Do not “fix” with more volume. If your site has scaled or templated sections, responding by publishing another hundred pages is exactly the wrong pattern especially because Google explicitly lists mass-generated pages “without adding value” as an example of scaled content abuse.
Do not ignore manual actions. If Search Console flags a manual action, you must resolve the specific issues and follow the review process (below). Google states manual actions are human-applied and will be visible in Search Console.
Recovery timelines and next steps
If there is no manual action
Treat this as an algorithmic evaluation problem: improve compliance and quality, then be patient. Google’s guidance suggests that post-fix improvements can occur if systems learn over time (they explicitly note “over a period of months”).

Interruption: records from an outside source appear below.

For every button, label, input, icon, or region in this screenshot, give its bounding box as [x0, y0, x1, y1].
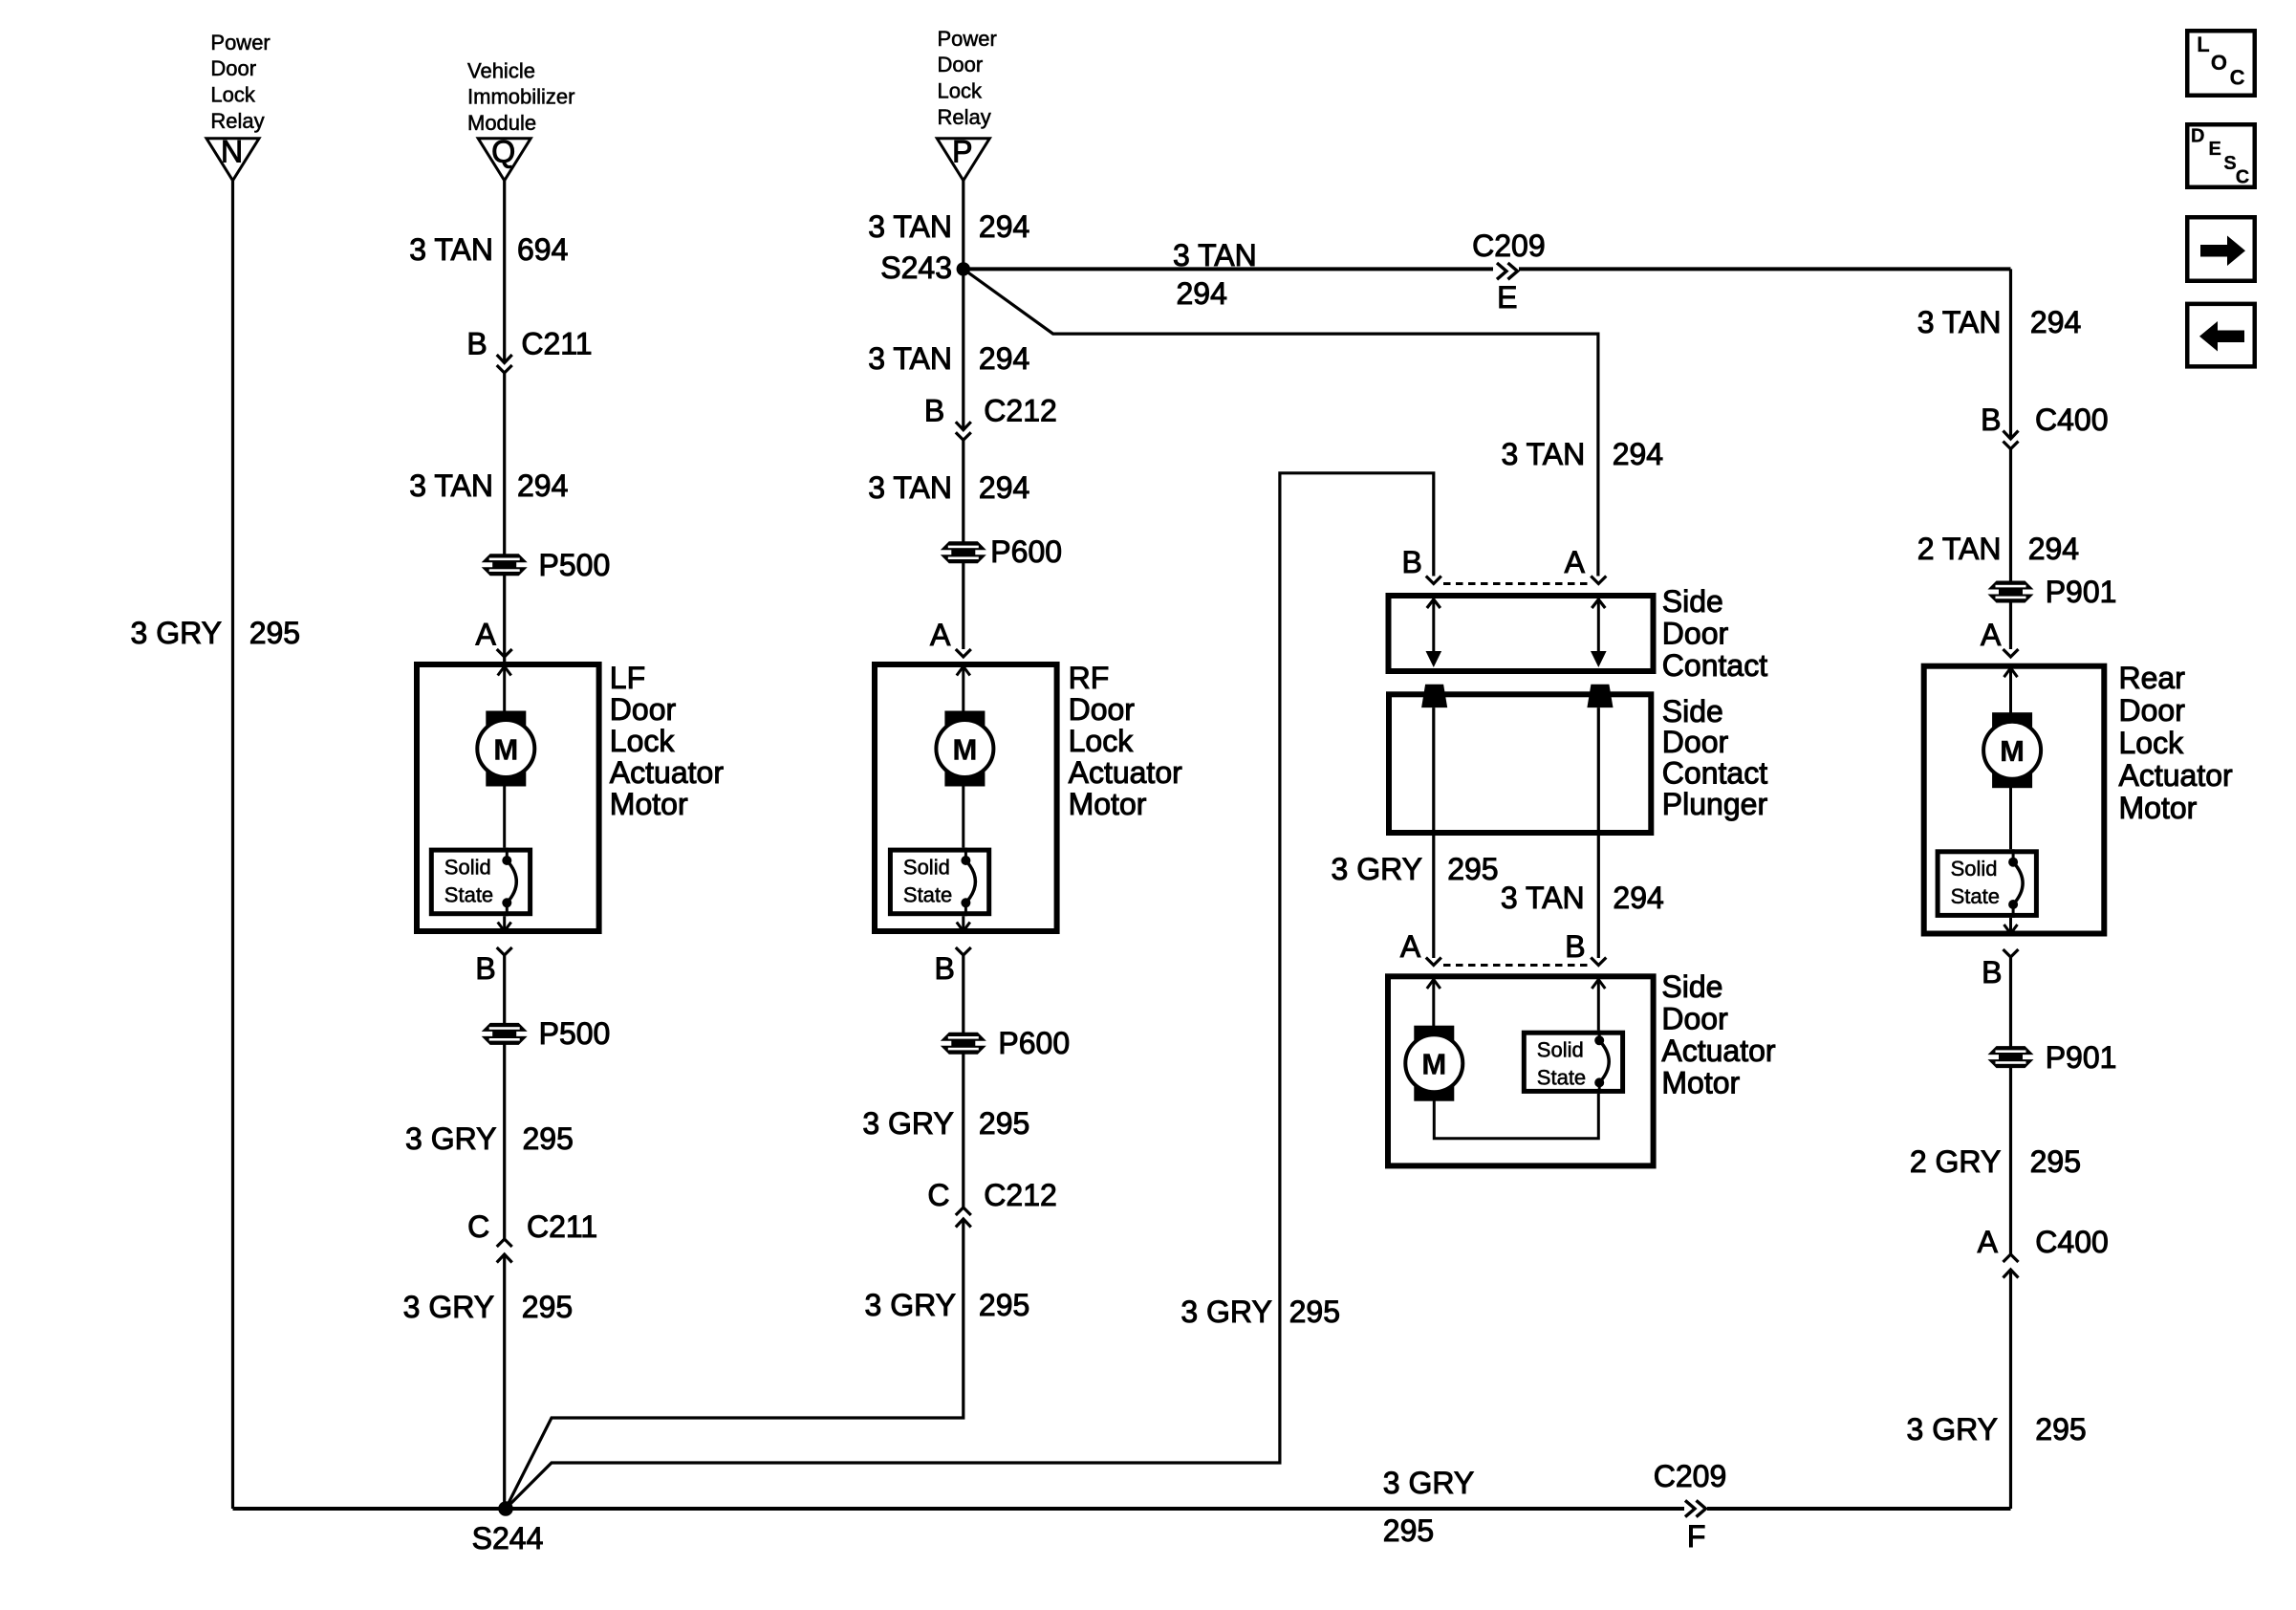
svg-text:Lock: Lock	[610, 724, 676, 758]
svg-text:294: 294	[2030, 305, 2081, 339]
left-arrow icon box	[2187, 304, 2255, 367]
inline connector C212 pin B	[924, 394, 1057, 441]
svg-text:A: A	[1400, 929, 1421, 964]
svg-text:C400: C400	[2035, 1225, 2109, 1259]
svg-text:3 TAN: 3 TAN	[409, 468, 493, 503]
svg-text:3 TAN: 3 TAN	[409, 232, 493, 267]
pin B of side door actuator motor	[1565, 929, 1606, 966]
svg-text:F: F	[1687, 1519, 1706, 1554]
component label: Vehicle Immobilizer Module (Q)	[467, 58, 574, 135]
svg-text:2 TAN: 2 TAN	[1917, 532, 2002, 566]
svg-text:Relay: Relay	[210, 109, 264, 133]
svg-text:3 GRY: 3 GRY	[403, 1290, 494, 1324]
terminal triangle N (power door lock relay)	[206, 135, 259, 181]
terminal triangle Q (vehicle immobilizer module)	[478, 135, 531, 181]
svg-text:Actuator: Actuator	[1069, 755, 1183, 790]
wire: 3 TAN 294 diagonal branch from S243 to side door contact A	[964, 269, 1598, 576]
wire: 3 GRY 295 from plunger left down to actuator A	[1432, 707, 1435, 958]
svg-text:S243: S243	[880, 250, 952, 285]
svg-text:C212: C212	[984, 394, 1057, 428]
wire: 3 TAN 294 from plunger right down to actuator B	[1597, 707, 1600, 958]
svg-text:294: 294	[1613, 437, 1663, 471]
svg-text:294: 294	[517, 468, 568, 503]
svg-text:Door: Door	[1662, 616, 1729, 650]
svg-text:295: 295	[1447, 852, 1498, 886]
svg-text:294: 294	[979, 470, 1029, 505]
svg-text:Side: Side	[1662, 584, 1723, 619]
wire: 3 GRY 295 bottom rail from relay N to rear door via C209 F	[233, 1507, 2011, 1511]
svg-text:294: 294	[1613, 881, 1663, 915]
grommet P600 (upper)	[941, 534, 1062, 569]
grommet P901 (upper)	[1988, 575, 2117, 609]
svg-text:N: N	[221, 135, 243, 169]
svg-text:State: State	[1537, 1065, 1586, 1089]
svg-text:Lock: Lock	[938, 79, 983, 103]
svg-text:295: 295	[523, 1121, 574, 1156]
inline connector C212 pin C	[927, 1178, 1056, 1228]
svg-text:P901: P901	[2046, 1040, 2117, 1075]
svg-text:A: A	[930, 618, 951, 652]
svg-text:Rear: Rear	[2119, 661, 2186, 695]
inline connector C211 pin C	[467, 1209, 597, 1263]
wire label 2 GRY 295	[1910, 1144, 2081, 1179]
wire label 3 TAN 294 (plunger right)	[1501, 881, 1664, 915]
svg-text:3 TAN: 3 TAN	[868, 470, 952, 505]
pin A of side door contact	[1565, 545, 1607, 584]
svg-text:3 GRY: 3 GRY	[1907, 1412, 1998, 1447]
wire: 2 TAN 294 from C400 to rear actuator	[2009, 449, 2012, 650]
plunger (right)	[1587, 685, 1613, 707]
svg-text:E: E	[2209, 139, 2221, 160]
svg-text:B: B	[1982, 955, 2002, 990]
wire label 3 TAN 294 (below S243)	[868, 341, 1029, 376]
dashed connector line (side door actuator motor)	[1443, 964, 1588, 967]
wire label 3 TAN 294 (above P600)	[868, 470, 1029, 505]
svg-text:3 GRY: 3 GRY	[865, 1288, 956, 1322]
wire: 3 GRY 295 from LF actuator down to S244	[503, 955, 506, 1509]
right-arrow icon box	[2187, 217, 2255, 281]
svg-text:294: 294	[979, 209, 1029, 244]
svg-text:Solid: Solid	[903, 855, 950, 879]
svg-text:B: B	[1402, 545, 1422, 579]
svg-text:B: B	[1565, 929, 1585, 964]
svg-text:Power: Power	[938, 27, 997, 51]
component label: LF Door Lock Actuator Motor	[610, 661, 725, 821]
wire label 3 GRY 295 (above C211 pin C)	[405, 1121, 574, 1156]
wire: 3 TAN 294 from C212 to RF actuator	[962, 440, 964, 649]
svg-text:P901: P901	[2046, 575, 2117, 609]
svg-text:S244: S244	[472, 1521, 544, 1556]
inline connector C400 pin A	[1978, 1225, 2109, 1278]
svg-text:Motor: Motor	[1069, 787, 1147, 821]
svg-text:3 TAN: 3 TAN	[1173, 238, 1257, 272]
svg-text:Vehicle: Vehicle	[467, 58, 535, 82]
svg-text:Immobilizer: Immobilizer	[467, 85, 574, 109]
svg-text:State: State	[1951, 884, 2000, 908]
svg-text:294: 294	[2028, 532, 2079, 566]
svg-text:B: B	[934, 951, 954, 986]
svg-text:Door: Door	[210, 56, 256, 80]
svg-text:3 GRY: 3 GRY	[862, 1106, 953, 1141]
svg-text:Side: Side	[1661, 969, 1722, 1004]
svg-text:295: 295	[1383, 1513, 1434, 1548]
wire label 3 TAN 294	[409, 468, 568, 503]
wire label 3 TAN / 294 (two lines near C209 E)	[1173, 238, 1257, 311]
component label: Power Door Lock Relay (P)	[938, 27, 997, 129]
svg-text:295: 295	[522, 1290, 573, 1324]
svg-text:Lock: Lock	[2119, 726, 2185, 760]
svg-text:C: C	[2230, 66, 2245, 90]
svg-text:694: 694	[517, 232, 568, 267]
svg-text:B: B	[475, 951, 495, 986]
component label: Rear Door Lock Actuator Motor	[2119, 661, 2234, 825]
splice S244	[472, 1501, 544, 1556]
svg-text:Door: Door	[1069, 692, 1136, 727]
svg-text:Actuator: Actuator	[1661, 1033, 1776, 1068]
svg-text:3 TAN: 3 TAN	[868, 209, 952, 244]
svg-text:Solid: Solid	[1951, 857, 1998, 881]
svg-text:3 GRY: 3 GRY	[1332, 852, 1422, 886]
component label: Side Door Contact Plunger	[1662, 694, 1768, 821]
component label: Power Door Lock Relay (N)	[210, 31, 270, 133]
grommet P901 (lower)	[1988, 1040, 2117, 1075]
inline connector C209 cavity F	[1654, 1459, 1727, 1554]
side door actuator motor box	[1388, 976, 1654, 1165]
wire label 3 TAN 294 (right column)	[1917, 305, 2082, 339]
wire label 3 GRY 295 (plunger left)	[1332, 852, 1499, 886]
svg-text:P: P	[952, 135, 972, 169]
grommet P600 (lower)	[941, 1026, 1070, 1060]
svg-text:M: M	[952, 733, 977, 767]
svg-text:B: B	[466, 327, 487, 361]
svg-text:294: 294	[1177, 276, 1227, 311]
svg-text:Lock: Lock	[1069, 724, 1135, 758]
svg-text:Motor: Motor	[2119, 791, 2198, 825]
svg-text:RF: RF	[1069, 661, 1110, 695]
svg-text:A: A	[1981, 618, 2002, 652]
svg-text:D: D	[2191, 126, 2204, 147]
svg-text:Actuator: Actuator	[2119, 758, 2234, 793]
svg-text:C: C	[927, 1178, 949, 1212]
svg-text:L: L	[2197, 33, 2209, 56]
svg-text:Door: Door	[2119, 693, 2186, 728]
dashed connector line (side door contact)	[1443, 582, 1589, 585]
svg-text:A: A	[1978, 1225, 1999, 1259]
LF door lock actuator motor box	[417, 664, 599, 931]
svg-text:Solid: Solid	[1537, 1038, 1584, 1062]
wire label 2 TAN 294	[1917, 532, 2079, 566]
svg-text:3 TAN: 3 TAN	[1501, 881, 1585, 915]
svg-text:Door: Door	[938, 53, 984, 76]
svg-text:295: 295	[979, 1106, 1029, 1141]
inline connector C211 pin B	[466, 327, 592, 374]
wire: 3 TAN 294 from C211 to LF actuator	[503, 373, 506, 662]
wire label 3 GRY 295 (below C211 pin C)	[403, 1290, 574, 1324]
wire label 3 GRY 295 (right column lower)	[1907, 1412, 2087, 1447]
pin A of LF door lock actuator motor	[476, 618, 512, 658]
LOC icon box	[2187, 31, 2255, 96]
component label: Side Door Actuator Motor	[1661, 969, 1776, 1100]
pin B of RF door lock actuator motor	[934, 947, 970, 986]
pin B of rear door lock actuator motor	[1982, 949, 2018, 990]
svg-text:Side: Side	[1662, 694, 1723, 729]
svg-text:3 GRY: 3 GRY	[1180, 1295, 1271, 1329]
wire label 3 GRY 295 (below C212 pin C)	[865, 1288, 1030, 1322]
pin A of rear door lock actuator motor	[1981, 618, 2019, 657]
svg-text:B: B	[1981, 402, 2001, 437]
svg-text:295: 295	[2035, 1412, 2086, 1447]
wire: 3 GRY 295 from relay N down left side	[231, 181, 234, 1509]
svg-text:294: 294	[979, 341, 1029, 376]
svg-text:O: O	[2211, 51, 2227, 75]
pin B of LF door lock actuator motor	[475, 947, 511, 986]
svg-text:Module: Module	[467, 111, 536, 135]
splice S243	[880, 250, 970, 285]
svg-text:3 TAN: 3 TAN	[868, 341, 952, 376]
plunger (left)	[1421, 685, 1447, 707]
pin A of side door actuator motor	[1400, 929, 1441, 966]
side door contact plunger box	[1389, 694, 1651, 833]
svg-text:LF: LF	[610, 661, 645, 695]
svg-text:C: C	[2236, 167, 2249, 188]
RF door lock actuator motor box	[875, 664, 1057, 931]
svg-text:Plunger: Plunger	[1662, 787, 1768, 821]
wire label 3 GRY 295 (above C212 pin C)	[862, 1106, 1029, 1141]
svg-text:B: B	[924, 394, 944, 428]
wire: 3 TAN 294 down right side to rear actuator	[2009, 269, 2012, 439]
svg-text:295: 295	[249, 616, 300, 650]
svg-text:Power: Power	[210, 31, 270, 54]
terminal triangle P (power door lock relay)	[937, 135, 989, 181]
svg-text:3 GRY: 3 GRY	[1383, 1466, 1474, 1500]
wire label 3 TAN 694	[409, 232, 568, 267]
inline connector C400 pin B	[1981, 402, 2108, 449]
grommet P500 (lower)	[482, 1016, 611, 1051]
component label: RF Door Lock Actuator Motor	[1069, 661, 1183, 821]
svg-text:C400: C400	[2035, 402, 2109, 437]
svg-text:2 GRY: 2 GRY	[1910, 1144, 2001, 1179]
svg-text:Motor: Motor	[610, 787, 688, 821]
svg-text:Actuator: Actuator	[610, 755, 725, 790]
pin B of side door contact	[1402, 545, 1441, 584]
svg-text:M: M	[2000, 734, 2025, 768]
svg-text:C: C	[467, 1209, 489, 1244]
svg-text:3 TAN: 3 TAN	[1501, 437, 1585, 471]
wire: 3 TAN 294 from S243 to connector C212	[962, 269, 964, 429]
grommet P500 (upper)	[482, 548, 611, 582]
svg-text:Lock: Lock	[210, 83, 255, 107]
wire: 3 GRY 295 from RF actuator to S244	[506, 955, 964, 1509]
svg-text:P500: P500	[539, 1016, 611, 1051]
svg-text:Door: Door	[610, 692, 677, 727]
svg-text:295: 295	[1289, 1295, 1340, 1329]
svg-text:Door: Door	[1661, 1001, 1728, 1035]
svg-text:A: A	[1565, 545, 1586, 579]
svg-text:3 GRY: 3 GRY	[405, 1121, 496, 1156]
svg-text:Motor: Motor	[1661, 1065, 1740, 1099]
wire label 3 GRY 295 (side door return)	[1180, 1295, 1340, 1329]
wire label 3 GRY / 295 (bottom rail)	[1383, 1466, 1474, 1548]
svg-text:Door: Door	[1662, 725, 1729, 759]
wire: 2 GRY 295 from rear actuator down	[2009, 957, 2012, 1509]
svg-text:295: 295	[979, 1288, 1029, 1322]
rear door lock actuator motor box	[1924, 666, 2105, 934]
svg-text:P500: P500	[539, 548, 611, 582]
svg-text:Q: Q	[491, 135, 515, 169]
svg-text:State: State	[903, 882, 952, 906]
DESC icon box	[2187, 124, 2255, 187]
side door contact box	[1389, 596, 1654, 671]
svg-text:C211: C211	[527, 1209, 597, 1244]
wire label 3 TAN 294 (side door contact A branch)	[1501, 437, 1663, 471]
svg-text:Solid: Solid	[444, 855, 491, 879]
svg-text:Contact: Contact	[1662, 648, 1767, 683]
svg-text:A: A	[476, 618, 497, 652]
svg-text:State: State	[444, 882, 493, 906]
svg-text:M: M	[1421, 1048, 1446, 1081]
inline connector C209 cavity E	[1472, 228, 1546, 315]
svg-text:E: E	[1497, 280, 1517, 315]
svg-text:P600: P600	[990, 534, 1062, 569]
svg-text:C209: C209	[1472, 228, 1546, 263]
wire label 3 GRY 295 (left column)	[131, 616, 301, 650]
svg-text:P600: P600	[998, 1026, 1070, 1060]
svg-text:Contact: Contact	[1662, 756, 1767, 791]
wire: 3 TAN 694 from Q to connector C211	[503, 181, 506, 363]
svg-text:3 GRY: 3 GRY	[131, 616, 222, 650]
wire: 3 GRY 295 from side door contact B up, over and down to S244	[506, 473, 1434, 1509]
svg-text:C212: C212	[984, 1178, 1057, 1212]
svg-text:C211: C211	[521, 327, 592, 361]
svg-text:3 TAN: 3 TAN	[1917, 305, 2002, 339]
wire: 3 TAN 294 from S243 right to C209 (E) and rear door	[964, 267, 2011, 271]
pin A of RF door lock actuator motor	[930, 618, 971, 657]
svg-text:Relay: Relay	[938, 105, 991, 129]
svg-text:C209: C209	[1654, 1459, 1727, 1493]
svg-text:295: 295	[2030, 1144, 2081, 1179]
wire label 3 TAN 294 (above S243)	[868, 209, 1029, 244]
svg-text:M: M	[493, 733, 518, 767]
wire: 3 TAN 294 from P to splice S243	[962, 181, 964, 270]
component label: Side Door Contact	[1662, 584, 1767, 683]
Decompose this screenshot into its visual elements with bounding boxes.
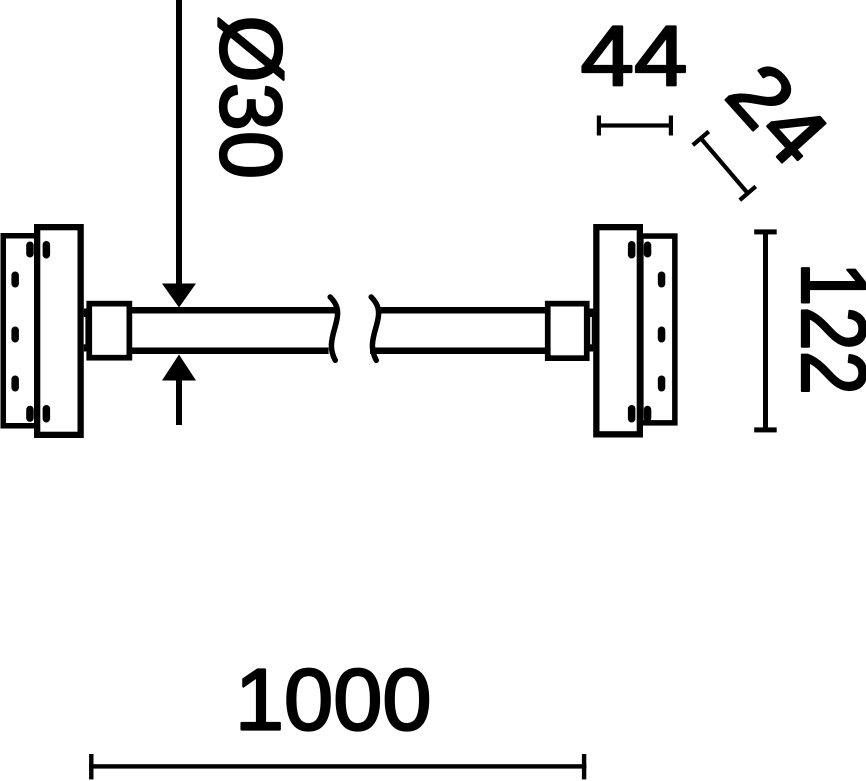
- slot holes left front plate: [43, 241, 51, 259]
- joint square left: [89, 304, 129, 358]
- dimension line Ø30 lower extension: [176, 380, 182, 425]
- svg-text:24: 24: [709, 46, 847, 184]
- dimension 44 line: [597, 123, 673, 127]
- tube bottom line right segment: [370, 348, 545, 355]
- dimension 44 right tick: [669, 116, 673, 136]
- arrowhead Ø30 up: [162, 355, 196, 381]
- joint collar left: [84, 309, 93, 352]
- slot holes right front plate: [628, 241, 636, 259]
- dimension 1000 right tick: [582, 754, 586, 779]
- tube top line right segment: [378, 307, 546, 314]
- dimension line Ø30 upper extension: [176, 0, 182, 284]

Your best near-term KPI isn’t “rankings returned tomorrow”; it’s:
- Index stability
- Crawl stability
- Fewer low-value pages
- Clearer site structure
- Higher quality in priority pages
If there is a manual action
Follow Google’s process:
- Fix the spam policy violations.
- Then request a review inside Search Console’s Manual actions report (Google describes the “Request Review” workflow and the expectation to provide examples of removed bad content and added good content).
A reconsideration request is specifically defined by Google as asking them to review your site after you fix problems identified in a manual action or security issue notification.